Tuesday, April 4, 2017

Ponder Post: The Girl You Left Behind

Yesterday I forced my self to finish reading The Girl You Left Behind ©2012 by Jo Jo Moyes.  As I considered what to write about it in this ponder post, I idly perused the back of the book jacket – filled with praises. But on closer inspection I realized that those praises were for Me Before You ©2012, an excellent book by the same author, but more relevantly not this novel. I completed this novel with the optimism that it would get better, based on the reputation of the author and other books by her that I had liked. But I fear it did not get better. I conclude now that I disliked this novel and am sorry I devoted my time to reading it. It was depressing. I prefer to read for entertainment, not angst.
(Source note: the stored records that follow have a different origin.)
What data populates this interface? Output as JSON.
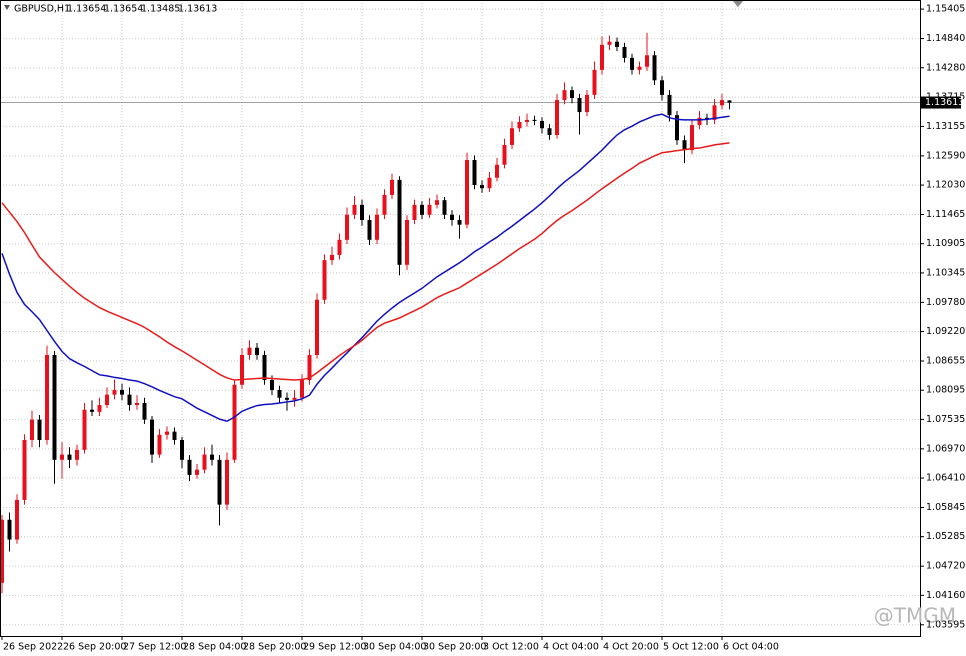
{
  "chart_data": {
    "type": "candlestick",
    "title": "GBPUSD,H1",
    "watermark": "@TMGM",
    "categories": [
      "26 Sep 2022",
      null,
      null,
      null,
      null,
      null,
      null,
      null,
      "26 Sep 20:00",
      null,
      null,
      null,
      null,
      null,
      null,
      null,
      "27 Sep 12:00",
      null,
      null,
      null,
      null,
      null,
      null,
      null,
      "28 Sep 04:00",
      null,
      null,
      null,
      null,
      null,
      null,
      null,
      "28 Sep 20:00",
      null,
      null,
      null,
      null,
      null,
      null,
      null,
      "29 Sep 12:00",
      null,
      null,
      null,
      null,
      null,
      null,
      null,
      "30 Sep 04:00",
      null,
      null,
      null,
      null,
      null,
      null,
      null,
      "30 Sep 20:00",
      null,
      null,
      null,
      null,
      null,
      null,
      null,
      "3 Oct 12:00",
      null,
      null,
      null,
      null,
      null,
      null,
      null,
      "4 Oct 04:00",
      null,
      null,
      null,
      null,
      null,
      null,
      null,
      "4 Oct 20:00",
      null,
      null,
      null,
      null,
      null,
      null,
      null,
      "5 Oct 12:00",
      null,
      null,
      null,
      null,
      null,
      null,
      null,
      "6 Oct 04:00",
      null
    ],
    "open": [
      1.044,
      1.0561,
      1.0523,
      1.0599,
      1.0714,
      1.0753,
      1.0714,
      1.0877,
      1.0676,
      1.0686,
      1.0676,
      1.0695,
      1.0772,
      1.0768,
      1.0781,
      1.0801,
      1.081,
      1.0801,
      1.0781,
      1.0785,
      1.0753,
      1.0686,
      1.0724,
      1.073,
      1.0714,
      1.0676,
      1.0647,
      1.0657,
      1.0686,
      1.0676,
      1.059,
      1.0676,
      1.082,
      1.0877,
      1.0891,
      1.0877,
      1.0829,
      1.081,
      1.0795,
      1.0791,
      1.0795,
      1.0829,
      1.0877,
      1.0983,
      1.1059,
      1.1069,
      1.1098,
      1.1146,
      1.1165,
      1.1136,
      1.1098,
      1.1146,
      1.1184,
      1.1213,
      1.105,
      1.1136,
      1.1165,
      1.1146,
      1.1165,
      1.1174,
      1.1146,
      1.1136,
      1.1127,
      1.1251,
      1.1203,
      1.1197,
      1.1217,
      1.1242,
      1.128,
      1.1312,
      1.1324,
      1.1328,
      1.1326,
      1.1312,
      1.1299,
      1.1366,
      1.1385,
      1.137,
      1.1343,
      1.1376,
      1.1424,
      1.1472,
      1.1478,
      1.1468,
      1.1447,
      1.1424,
      1.143,
      1.1452,
      1.1404,
      1.1376,
      1.1337,
      1.1289,
      1.127,
      1.1318,
      1.1332,
      1.1328,
      1.1356,
      1.13654
    ],
    "high": [
      1.057,
      1.0575,
      1.061,
      1.0725,
      1.077,
      1.0762,
      1.0895,
      1.0885,
      1.071,
      1.07,
      1.0705,
      1.0785,
      1.079,
      1.0795,
      1.0815,
      1.083,
      1.0822,
      1.0815,
      1.08,
      1.0795,
      1.076,
      1.0735,
      1.074,
      1.0738,
      1.072,
      1.0685,
      1.0668,
      1.07,
      1.0705,
      1.0685,
      1.069,
      1.083,
      1.089,
      1.0905,
      1.09,
      1.0885,
      1.0838,
      1.0818,
      1.0805,
      1.081,
      1.084,
      1.0888,
      1.0995,
      1.107,
      1.1085,
      1.111,
      1.116,
      1.1182,
      1.1175,
      1.1145,
      1.1158,
      1.1195,
      1.1225,
      1.122,
      1.1145,
      1.1175,
      1.1172,
      1.1178,
      1.1185,
      1.118,
      1.1155,
      1.1145,
      1.1265,
      1.126,
      1.1212,
      1.1228,
      1.1255,
      1.1292,
      1.1325,
      1.1335,
      1.134,
      1.1336,
      1.1333,
      1.132,
      1.1378,
      1.14,
      1.1392,
      1.1378,
      1.1385,
      1.144,
      1.1488,
      1.149,
      1.1486,
      1.1476,
      1.1455,
      1.144,
      1.1495,
      1.146,
      1.1412,
      1.1385,
      1.1345,
      1.1298,
      1.1328,
      1.1345,
      1.134,
      1.1368,
      1.1378,
      1.13654
    ],
    "low": [
      1.042,
      1.05,
      1.0515,
      1.059,
      1.07,
      1.07,
      1.0705,
      1.063,
      1.064,
      1.066,
      1.0665,
      1.0688,
      1.076,
      1.076,
      1.0775,
      1.0792,
      1.079,
      1.077,
      1.0772,
      1.0745,
      1.067,
      1.068,
      1.0715,
      1.0705,
      1.066,
      1.0635,
      1.064,
      1.065,
      1.0665,
      1.055,
      1.058,
      1.067,
      1.0812,
      1.0868,
      1.0868,
      1.082,
      1.08,
      1.0785,
      1.077,
      1.0778,
      1.0788,
      1.082,
      1.087,
      1.0975,
      1.105,
      1.106,
      1.109,
      1.1138,
      1.1125,
      1.1088,
      1.109,
      1.1138,
      1.1176,
      1.103,
      1.104,
      1.1128,
      1.1138,
      1.114,
      1.1158,
      1.1138,
      1.1125,
      1.11,
      1.112,
      1.1195,
      1.1188,
      1.119,
      1.121,
      1.1235,
      1.1272,
      1.1305,
      1.1315,
      1.1318,
      1.1302,
      1.129,
      1.1292,
      1.1358,
      1.136,
      1.13,
      1.1335,
      1.1368,
      1.1415,
      1.1462,
      1.146,
      1.1438,
      1.1415,
      1.1415,
      1.1422,
      1.1395,
      1.1365,
      1.1325,
      1.128,
      1.1245,
      1.1262,
      1.131,
      1.1318,
      1.132,
      1.1348,
      1.13485
    ],
    "close": [
      1.0561,
      1.0523,
      1.0599,
      1.0714,
      1.0753,
      1.0714,
      1.0877,
      1.0676,
      1.0686,
      1.0676,
      1.0695,
      1.0772,
      1.0768,
      1.0781,
      1.0801,
      1.081,
      1.0801,
      1.0781,
      1.0785,
      1.0753,
      1.0686,
      1.0724,
      1.073,
      1.0714,
      1.0676,
      1.0647,
      1.0657,
      1.0686,
      1.0676,
      1.059,
      1.0676,
      1.082,
      1.0877,
      1.0891,
      1.0877,
      1.0829,
      1.081,
      1.0795,
      1.0791,
      1.0795,
      1.0829,
      1.0877,
      1.0983,
      1.1059,
      1.1069,
      1.1098,
      1.1146,
      1.1165,
      1.1136,
      1.1098,
      1.1146,
      1.1184,
      1.1213,
      1.105,
      1.1136,
      1.1165,
      1.1146,
      1.1165,
      1.1174,
      1.1146,
      1.1136,
      1.1127,
      1.1251,
      1.1203,
      1.1197,
      1.1217,
      1.1242,
      1.128,
      1.1312,
      1.1324,
      1.1328,
      1.1326,
      1.1312,
      1.1299,
      1.1366,
      1.1385,
      1.137,
      1.1343,
      1.1376,
      1.1424,
      1.1472,
      1.1478,
      1.1468,
      1.1447,
      1.1424,
      1.143,
      1.1452,
      1.1404,
      1.1376,
      1.1337,
      1.1289,
      1.127,
      1.1318,
      1.1332,
      1.1328,
      1.1356,
      1.1366,
      1.13613
    ],
    "up_color": "#e8101c",
    "down_color": "#000000",
    "lines": [
      {
        "color": "#1010c0",
        "values": [
          1.1072,
          1.1032,
          1.0997,
          1.0974,
          1.096,
          1.0945,
          1.0924,
          1.0903,
          1.0884,
          1.087,
          1.0862,
          1.0855,
          1.0847,
          1.0839,
          1.0837,
          1.0834,
          1.0832,
          1.0829,
          1.0827,
          1.0822,
          1.0816,
          1.0809,
          1.0803,
          1.0797,
          1.0793,
          1.0784,
          1.0775,
          1.0768,
          1.0761,
          1.0754,
          1.075,
          1.0758,
          1.0769,
          1.0775,
          1.078,
          1.0782,
          1.0783,
          1.0785,
          1.0787,
          1.0789,
          1.0793,
          1.08,
          1.0821,
          1.0838,
          1.0852,
          1.0867,
          1.0881,
          1.0896,
          1.091,
          1.0926,
          1.0942,
          1.0955,
          1.0967,
          1.0978,
          1.0987,
          1.0996,
          1.1005,
          1.1016,
          1.1027,
          1.1036,
          1.1045,
          1.1054,
          1.1064,
          1.1075,
          1.1084,
          1.1094,
          1.1103,
          1.1114,
          1.1124,
          1.1135,
          1.1146,
          1.1157,
          1.1169,
          1.1182,
          1.1196,
          1.1209,
          1.122,
          1.1231,
          1.1244,
          1.1257,
          1.127,
          1.1285,
          1.1299,
          1.1309,
          1.1316,
          1.1324,
          1.133,
          1.1336,
          1.1339,
          1.1332,
          1.1329,
          1.1328,
          1.1328,
          1.1328,
          1.1329,
          1.1331,
          1.1333,
          1.1335
        ]
      },
      {
        "color": "#e81a1a",
        "values": [
          1.1169,
          1.1151,
          1.1133,
          1.1112,
          1.1088,
          1.1065,
          1.105,
          1.1035,
          1.1022,
          1.1009,
          1.0997,
          1.0986,
          1.0977,
          1.0968,
          1.0961,
          1.0955,
          1.0949,
          1.0943,
          1.0937,
          1.093,
          1.0921,
          1.0912,
          1.0902,
          1.0893,
          1.0885,
          1.0876,
          1.0867,
          1.0858,
          1.0849,
          1.084,
          1.0833,
          1.0829,
          1.083,
          1.0831,
          1.0832,
          1.0833,
          1.0832,
          1.0831,
          1.083,
          1.0829,
          1.083,
          1.0833,
          1.0843,
          1.0854,
          1.0865,
          1.0876,
          1.0886,
          1.0895,
          1.0905,
          1.0918,
          1.093,
          1.0938,
          1.0943,
          1.0948,
          1.0955,
          1.0962,
          1.0969,
          1.0978,
          1.0987,
          1.0994,
          1.1,
          1.1006,
          1.1015,
          1.1024,
          1.1033,
          1.1042,
          1.1051,
          1.1061,
          1.1071,
          1.1081,
          1.109,
          1.1099,
          1.111,
          1.1123,
          1.1135,
          1.1145,
          1.1154,
          1.1164,
          1.1174,
          1.1185,
          1.1196,
          1.1206,
          1.1216,
          1.1226,
          1.1235,
          1.1245,
          1.1252,
          1.1259,
          1.1265,
          1.1267,
          1.1269,
          1.1271,
          1.1273,
          1.1274,
          1.1277,
          1.128,
          1.1282,
          1.1284
        ]
      }
    ],
    "ylim": [
      1.0338,
      1.1558
    ],
    "yticks": [
      1.15405,
      {
        "value": 1.1484,
        "label": "1.14840"
      },
      {
        "value": 1.1428,
        "label": "1.14280"
      },
      1.13715,
      1.13155,
      {
        "value": 1.1259,
        "label": "1.12590"
      },
      {
        "value": 1.1203,
        "label": "1.12030"
      },
      1.11465,
      1.10905,
      1.10345,
      {
        "value": 1.0978,
        "label": "1.09780"
      },
      {
        "value": 1.0922,
        "label": "1.09220"
      },
      1.08655,
      1.08095,
      1.07535,
      {
        "value": 1.0697,
        "label": "1.06970"
      },
      {
        "value": 1.0641,
        "label": "1.06410"
      },
      1.05845,
      1.05285,
      {
        "value": 1.0472,
        "label": "1.04720"
      },
      {
        "value": 1.0416,
        "label": "1.04160"
      },
      1.03595
    ],
    "grid": true
  }
}
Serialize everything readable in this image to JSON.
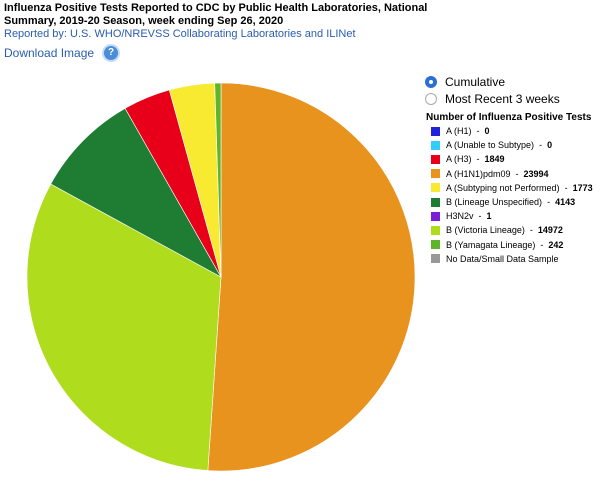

The novel is set in two time periods, the first being World War I in France. It is very demoralizing to be placed in  a small town in the French countryside during its German occupation. Conditions are horrible and the treatment of the residents is even worse. A key character in the story is The Girl You Left Behind – no, not a person, but rather an oil painting of a person. But the painting is given attitude and attributes as if it were the embodiment of the woman, Sophie, who posed for it. Sophie is separated from her husband Édouard, who she deeply adores, by the trappings of war. It was her husband, an artist who studied under Matisse in Paris, who devotedly created this likeness of her. She longs to be reunited with him and is desperate to do anything to achieve that goal. It is this painting that is the link to the second time period of the story.

Fast forward to present day in London. The painting is hanging on the wall of a sleek, glass enveloped house of award winning architectural design. Sunshine beams through the walls in the day and stars twinkle through the transparent, retractable roof at night. I think, "Ahh, a beautiful setting in which to be immersed - such a welcome contrast to the first part of the book." The pleasure is short lived. Inside lives a young, lonely, grieving woman, widow of the architect who designed and built the home. More angst.

The mystery the book attempts to unveil is the story of how the painting came to be where it is. Was it legitimately transferred or unjustly obtained through wartime seizures? Establishing the link revealing the provenance of the painting is weakly and painfully-slowly unveiled. I wanted to know the answer, but upon finishing the novel, I concluded that finding out had not been worth my effort.

In contrast, you can read a very positive review of the book by the Washington Times in November of 2013. The reviewer John Greenya stated, "By the end, The Girl You Left Behind had become not just a picture-perfect historical novel, but also a true mystery-thriller. And I no longer cared how many romance novels Ms. Moyes had written."

Here is an image of Henri Matisse and one of his paintings Purple Robe and Anemones. I might guess that the painting of Sophie titled The Girl You Left Behind might look something like this work of Matisse.


Maybe so, maybe not; but frankly I do not care. Even this artist and subject look bored. But do not take my word for it. Maybe I am merely a shallow romance-oriented kind of gal.